I'm beyond bemused by all the folk who've complained that I didn't give the Z9 a "highly recommended" rating. You can't give a tool the highest possible rating when the tool can't be made full sense of or made to instantly perform the way you need it to on demand. And look: Nikon knows that, because otherwise why would they name their lectures "Making Sense of Menus"?
As if that weren't enough, the text for the talks includes the words "...guides you through some of the cool 'hidden' menu options and settings." Hidden? Why would something need to be hidden on a flagship camera? Oh, right, because you can't make sense of it.
UX (user experience) isn't easy. I've got a friend who wrote a seminal book on the topic of how to simplify UX for customer understanding without removing function. Such improvement doesn't come without deep thought and total commitment.

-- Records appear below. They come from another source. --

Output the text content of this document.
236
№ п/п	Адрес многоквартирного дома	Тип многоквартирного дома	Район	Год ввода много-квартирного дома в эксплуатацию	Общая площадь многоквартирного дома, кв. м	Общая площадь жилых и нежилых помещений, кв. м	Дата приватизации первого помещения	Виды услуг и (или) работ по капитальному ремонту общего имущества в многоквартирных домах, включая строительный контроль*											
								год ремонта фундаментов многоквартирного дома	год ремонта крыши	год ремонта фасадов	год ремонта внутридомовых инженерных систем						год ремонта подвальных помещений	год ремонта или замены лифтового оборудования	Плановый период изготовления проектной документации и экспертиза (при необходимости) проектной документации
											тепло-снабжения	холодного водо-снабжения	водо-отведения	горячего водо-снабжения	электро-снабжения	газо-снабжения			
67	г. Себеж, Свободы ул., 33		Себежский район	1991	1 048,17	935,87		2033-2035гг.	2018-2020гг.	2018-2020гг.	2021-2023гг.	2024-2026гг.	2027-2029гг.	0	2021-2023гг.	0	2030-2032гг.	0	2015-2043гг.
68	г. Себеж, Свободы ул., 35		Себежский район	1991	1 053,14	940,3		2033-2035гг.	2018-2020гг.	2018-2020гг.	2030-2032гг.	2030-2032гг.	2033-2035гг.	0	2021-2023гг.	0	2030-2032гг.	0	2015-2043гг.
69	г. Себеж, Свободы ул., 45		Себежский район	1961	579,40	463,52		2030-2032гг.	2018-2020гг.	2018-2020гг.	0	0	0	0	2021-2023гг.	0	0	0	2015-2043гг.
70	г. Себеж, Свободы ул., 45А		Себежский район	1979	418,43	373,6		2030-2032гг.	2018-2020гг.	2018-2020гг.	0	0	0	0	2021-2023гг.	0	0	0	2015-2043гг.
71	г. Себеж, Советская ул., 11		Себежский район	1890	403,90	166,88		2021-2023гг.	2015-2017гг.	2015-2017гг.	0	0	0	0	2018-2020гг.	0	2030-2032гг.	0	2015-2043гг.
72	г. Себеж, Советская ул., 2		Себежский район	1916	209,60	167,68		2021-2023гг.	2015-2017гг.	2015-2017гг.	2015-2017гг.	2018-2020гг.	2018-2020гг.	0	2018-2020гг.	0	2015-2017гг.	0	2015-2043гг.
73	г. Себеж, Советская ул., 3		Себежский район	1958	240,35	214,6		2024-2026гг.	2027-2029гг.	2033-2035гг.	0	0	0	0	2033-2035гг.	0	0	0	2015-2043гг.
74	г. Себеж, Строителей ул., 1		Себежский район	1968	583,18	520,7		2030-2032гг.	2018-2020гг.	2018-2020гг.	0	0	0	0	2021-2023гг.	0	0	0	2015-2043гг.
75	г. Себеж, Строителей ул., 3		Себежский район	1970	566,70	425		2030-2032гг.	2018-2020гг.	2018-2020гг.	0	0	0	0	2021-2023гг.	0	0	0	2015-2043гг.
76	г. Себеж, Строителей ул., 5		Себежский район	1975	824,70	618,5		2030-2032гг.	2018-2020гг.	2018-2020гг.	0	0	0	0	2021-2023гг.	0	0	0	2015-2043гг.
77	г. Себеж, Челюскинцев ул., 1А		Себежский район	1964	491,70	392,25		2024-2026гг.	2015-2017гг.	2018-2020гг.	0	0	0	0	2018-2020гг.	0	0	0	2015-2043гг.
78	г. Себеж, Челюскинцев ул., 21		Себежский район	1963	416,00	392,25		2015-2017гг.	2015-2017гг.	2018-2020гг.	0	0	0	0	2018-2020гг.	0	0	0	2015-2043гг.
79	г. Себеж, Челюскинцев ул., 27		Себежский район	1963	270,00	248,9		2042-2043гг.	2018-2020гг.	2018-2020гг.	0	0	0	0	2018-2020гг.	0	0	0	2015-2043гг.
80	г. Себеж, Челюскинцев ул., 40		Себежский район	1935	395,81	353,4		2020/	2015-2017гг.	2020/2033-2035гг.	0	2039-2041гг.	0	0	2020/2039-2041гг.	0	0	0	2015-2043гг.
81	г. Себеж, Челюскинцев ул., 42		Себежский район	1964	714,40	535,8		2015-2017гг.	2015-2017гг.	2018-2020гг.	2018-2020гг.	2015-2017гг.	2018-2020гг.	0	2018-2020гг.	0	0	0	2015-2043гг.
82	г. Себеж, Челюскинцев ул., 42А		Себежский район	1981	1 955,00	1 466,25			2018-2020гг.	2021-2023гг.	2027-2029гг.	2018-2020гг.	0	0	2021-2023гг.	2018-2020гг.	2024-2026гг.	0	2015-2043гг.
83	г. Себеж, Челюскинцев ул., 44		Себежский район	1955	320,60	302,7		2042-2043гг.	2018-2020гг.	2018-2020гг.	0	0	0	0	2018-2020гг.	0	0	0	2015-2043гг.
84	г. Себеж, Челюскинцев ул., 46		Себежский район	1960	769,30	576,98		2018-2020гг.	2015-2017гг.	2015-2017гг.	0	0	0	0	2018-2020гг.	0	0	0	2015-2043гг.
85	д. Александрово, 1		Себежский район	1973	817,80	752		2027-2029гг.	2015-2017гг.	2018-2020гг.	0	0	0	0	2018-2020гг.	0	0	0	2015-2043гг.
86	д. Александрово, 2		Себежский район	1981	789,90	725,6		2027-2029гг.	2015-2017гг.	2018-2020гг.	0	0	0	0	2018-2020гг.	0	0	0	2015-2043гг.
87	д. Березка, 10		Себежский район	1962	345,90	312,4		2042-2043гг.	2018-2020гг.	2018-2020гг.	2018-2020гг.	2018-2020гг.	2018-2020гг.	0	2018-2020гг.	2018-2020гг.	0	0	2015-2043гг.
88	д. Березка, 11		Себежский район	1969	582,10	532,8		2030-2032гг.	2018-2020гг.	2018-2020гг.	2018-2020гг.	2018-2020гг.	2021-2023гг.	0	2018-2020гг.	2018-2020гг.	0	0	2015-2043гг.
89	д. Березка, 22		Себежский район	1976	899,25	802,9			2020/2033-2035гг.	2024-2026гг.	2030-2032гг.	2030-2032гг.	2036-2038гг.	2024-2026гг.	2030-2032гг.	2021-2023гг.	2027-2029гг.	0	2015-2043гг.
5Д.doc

I've recently praised Sony, for instance, on their improving the "setability" of their cameras. Named settings files (and plenty of them), Instant recall of camera configurations (and several of them). A truly hierarchical and organized menu system (though coming from an earlier Sony menu you have to relearn things). Sony went from the worst configurable platform to best (though it took them a decade to fully achieve that, and not all their cameras feature it yet).
Nikon has gone from best to worst at the same thing. That doesn't make the Z9 a bad camera, it makes it an awkward camera for certain things. I will continue to complain about this until such time as it gets fixed. Thank you Nikon for letting me configure 700 things. Shame on you Nikon for not helping me once I have.